Explain what Fitzgerald is trying to say about society through illusion

Explain what you think Fitzgerald is trying to say about society by presenting the idea of illusion so thoroughly throughout the text.

Fitzgerald is trying to say that there is a social divide and lower class people have a this dream of being like the upper class people, this is shown  through the idea of illusion .In the novel there are three areas which represent three different social classes: East Egg represent the ‘old money’. These people inherited their money from generation before and are considered the top of the social classes. These people such as Daisy and tom are represented through the colour white to show that they have no true connections, it is all made up of materialism and the colour gold because they have the money and are actually living rich, luxurious lives.then we have the West Egg, this side of the bay is where all the ‘new money’ people live. These people were born into middle to lower class families and wanted to achieve the ‘American Dream’ so they worked hard and eventually built their lives to be ‘rich’. At least to look like they are rich.
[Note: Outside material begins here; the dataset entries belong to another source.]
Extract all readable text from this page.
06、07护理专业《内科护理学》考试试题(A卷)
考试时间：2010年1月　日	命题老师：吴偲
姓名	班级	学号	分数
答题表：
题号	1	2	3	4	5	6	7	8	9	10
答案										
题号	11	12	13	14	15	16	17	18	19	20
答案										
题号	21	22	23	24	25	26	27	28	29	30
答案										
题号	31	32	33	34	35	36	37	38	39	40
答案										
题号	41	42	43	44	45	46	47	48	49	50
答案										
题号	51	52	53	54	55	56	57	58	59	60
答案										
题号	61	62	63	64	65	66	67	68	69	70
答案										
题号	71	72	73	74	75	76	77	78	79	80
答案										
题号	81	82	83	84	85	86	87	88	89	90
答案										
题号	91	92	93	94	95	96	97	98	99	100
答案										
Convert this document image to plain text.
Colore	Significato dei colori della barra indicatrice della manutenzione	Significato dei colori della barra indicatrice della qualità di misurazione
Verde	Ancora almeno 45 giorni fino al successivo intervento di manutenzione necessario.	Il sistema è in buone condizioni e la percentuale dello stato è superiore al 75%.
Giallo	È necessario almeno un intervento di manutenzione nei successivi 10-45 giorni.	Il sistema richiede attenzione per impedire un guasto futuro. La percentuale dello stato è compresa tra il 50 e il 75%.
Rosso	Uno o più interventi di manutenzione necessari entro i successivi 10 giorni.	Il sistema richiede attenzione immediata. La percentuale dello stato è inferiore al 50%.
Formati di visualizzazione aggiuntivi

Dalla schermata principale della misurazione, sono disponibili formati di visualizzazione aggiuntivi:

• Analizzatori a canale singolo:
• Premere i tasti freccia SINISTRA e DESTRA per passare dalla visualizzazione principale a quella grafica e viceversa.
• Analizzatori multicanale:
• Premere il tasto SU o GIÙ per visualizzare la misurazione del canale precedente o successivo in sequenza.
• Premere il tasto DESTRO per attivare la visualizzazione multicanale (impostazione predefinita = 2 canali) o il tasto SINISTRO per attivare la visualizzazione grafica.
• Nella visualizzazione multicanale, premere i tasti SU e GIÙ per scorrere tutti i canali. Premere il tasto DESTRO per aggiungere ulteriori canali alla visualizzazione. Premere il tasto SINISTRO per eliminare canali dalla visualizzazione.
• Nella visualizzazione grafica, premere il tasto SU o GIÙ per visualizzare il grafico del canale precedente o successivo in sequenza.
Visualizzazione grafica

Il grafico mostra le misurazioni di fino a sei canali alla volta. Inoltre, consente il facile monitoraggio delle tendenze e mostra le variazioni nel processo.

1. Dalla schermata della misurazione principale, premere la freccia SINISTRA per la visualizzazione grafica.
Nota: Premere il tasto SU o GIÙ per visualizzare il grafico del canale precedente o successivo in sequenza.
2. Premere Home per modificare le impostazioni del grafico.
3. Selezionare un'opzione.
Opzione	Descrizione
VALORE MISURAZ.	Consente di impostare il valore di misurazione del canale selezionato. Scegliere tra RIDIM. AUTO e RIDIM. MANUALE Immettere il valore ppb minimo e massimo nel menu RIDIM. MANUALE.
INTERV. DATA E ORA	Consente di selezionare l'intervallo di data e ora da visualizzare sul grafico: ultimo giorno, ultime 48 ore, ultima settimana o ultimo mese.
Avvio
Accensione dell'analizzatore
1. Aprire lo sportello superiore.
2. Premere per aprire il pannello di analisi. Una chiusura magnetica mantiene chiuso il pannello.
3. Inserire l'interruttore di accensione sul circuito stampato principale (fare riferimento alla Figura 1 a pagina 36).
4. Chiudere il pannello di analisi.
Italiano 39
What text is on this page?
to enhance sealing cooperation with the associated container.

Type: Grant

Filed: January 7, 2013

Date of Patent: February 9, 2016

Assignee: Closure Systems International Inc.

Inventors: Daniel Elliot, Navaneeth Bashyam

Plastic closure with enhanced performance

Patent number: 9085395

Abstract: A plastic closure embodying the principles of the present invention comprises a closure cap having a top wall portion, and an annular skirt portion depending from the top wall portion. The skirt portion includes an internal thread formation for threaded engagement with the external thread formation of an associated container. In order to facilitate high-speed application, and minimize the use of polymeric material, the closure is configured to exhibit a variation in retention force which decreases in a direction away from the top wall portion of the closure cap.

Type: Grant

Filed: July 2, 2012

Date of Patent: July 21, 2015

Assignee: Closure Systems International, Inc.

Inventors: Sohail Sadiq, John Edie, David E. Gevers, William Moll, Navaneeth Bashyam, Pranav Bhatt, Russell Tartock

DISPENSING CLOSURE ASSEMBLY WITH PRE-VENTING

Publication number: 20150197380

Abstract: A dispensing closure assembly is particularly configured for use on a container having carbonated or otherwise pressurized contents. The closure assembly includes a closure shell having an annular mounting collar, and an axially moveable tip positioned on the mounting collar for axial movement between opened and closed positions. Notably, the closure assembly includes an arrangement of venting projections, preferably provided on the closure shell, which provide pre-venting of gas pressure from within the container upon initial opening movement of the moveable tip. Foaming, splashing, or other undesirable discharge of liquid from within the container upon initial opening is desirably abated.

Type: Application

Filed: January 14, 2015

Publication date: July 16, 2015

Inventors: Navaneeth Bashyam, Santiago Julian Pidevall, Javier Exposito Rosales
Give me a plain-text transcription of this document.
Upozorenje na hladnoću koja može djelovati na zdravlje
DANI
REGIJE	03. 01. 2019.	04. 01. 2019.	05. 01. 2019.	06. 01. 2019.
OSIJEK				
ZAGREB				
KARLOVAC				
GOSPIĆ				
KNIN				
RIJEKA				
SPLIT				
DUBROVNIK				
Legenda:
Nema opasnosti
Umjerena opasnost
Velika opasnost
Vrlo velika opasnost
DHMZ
This side of town is mainly shown through Gatsby and how everything he has is ‘fake’ and for show. West Egg is represented by the colours Yellow and Green. Finally there is the Valley Of Ashes, this is where all the lower class people live. This side of town is mainly represented by Myrtle and her husband George Wilson. These hard working people are almost like the West Eggers because eat one point in their lives they would have all being the same social class. People such as Myrtle and George have hope but very little of it, therefore they are given the symbol of Doctor T. J. Eckleburg’s eyes. This pair of eyes is a massive billboard which is located in this setting. These eyes also represent the ‘American Dream’ and corruption.

Most importantly these eyes represent god because it is almost if “they are always watching”.Throughout the novel  we see dreams and fantasies that the character make it seem possible, including Gatsby being able to relive the past. There’s also Nick’s dream of the old America: the place to which you go home for the holidays, “my Middle West . . . where dwellings are still called through decades by a family’s name.” There’s the vague dream of art represented,  by the photographer Mr. McKee, by Gatsby’s shirts, and through jazz. And on the margins are the dreams of intellectual life, business success, and family happiness. Gatsby is magnetic in part because he accepts everyone, no matter what it is they idealise: with a smile, Nick says, Gatsby “understood you just as far as you wanted to be understood, believed in you as you would like to believe in yourself, and assured you that he had precisely the impression of you that, at your best, you hoped to convey.” Only later do we realize that Gatsby is so open-minded because he is the ultimate dreamer and pretender. As much as we want to believe that anyone can be who they want and that everybody can be accepted into society, in the set time period of 1920’s many people were judgmental and unaccepting. This idea of judging everybody is shown through the character Nick Caraway. At the start of the novel Nick convinces the reader that he is trusting and non judgemental, but he soon portrays his image of being this non judgmental person.